Huntington Ingalls Industries (HII) designs, builds and maintains nuclear and non-nuclear ships for the U.S. Navy and Coast Guard and provides after-market services for military ships around the globe. For more than a century, HII has built more ships in more ship classes than any other U.S. naval shipbuilder. Employing nearly 38,000 in Virginia, Mississippi, Louisiana and California, its primary business divisions are Newport News Shipbuilding and Ingalls Shipbuilding. For more information, please visit www.huntingtoningalls.com.
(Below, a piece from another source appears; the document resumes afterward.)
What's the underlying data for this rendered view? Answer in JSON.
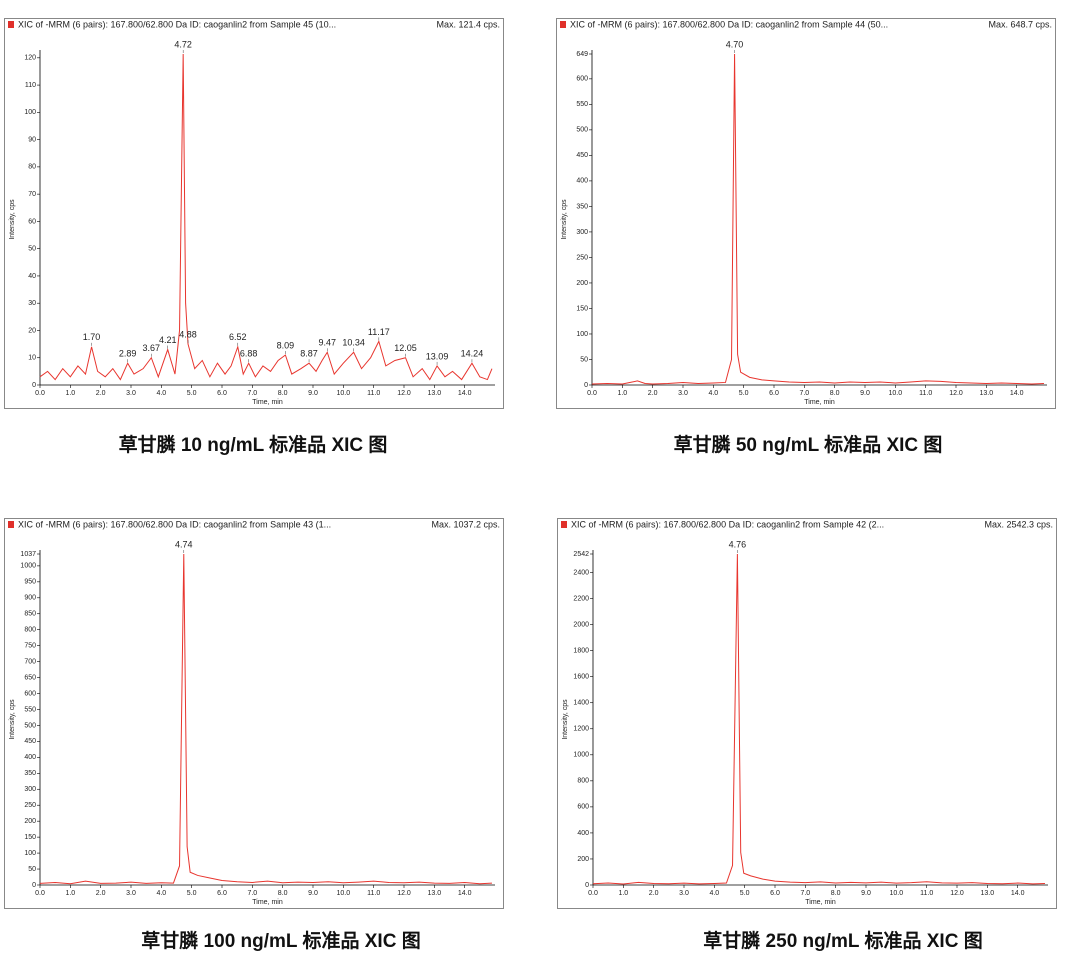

The Huntington Ingalls Industries, Inc. logo is available at http://www.globenewswire.com/newsroom/prs/?pkgid=9418

Statements in this release, other than statements of historical fact, constitute "forward-looking statements" within the meaning of the Private Securities Litigation Reform Act of 1995. Forward-looking statements involve risks and uncertainties that could cause our actual results to differ materially from those expressed in these statements. Factors that may cause such differences include: changes in government and customer priorities and requirements (including government budgetary constraints, shifts in defense spending, and changes in customer short-range and long-range plans); our ability to obtain new contracts, estimate our costs and perform effectively; risks related to our spin-off from Northrop Grumman (including our increased costs and leverage); our ability to realize the expected benefits from consolidation of our Gulf Coast facilities; natural disasters; adverse economic conditions in the United States and globally; and other risk factors discussed in our filings with the U.S. Securities and Exchange Commission. There may be other risks and uncertainties that we are unable to predict at this time or that we currently do not expect to have a material adverse effect on our business, and we undertake no obligations to update any forward-looking statements.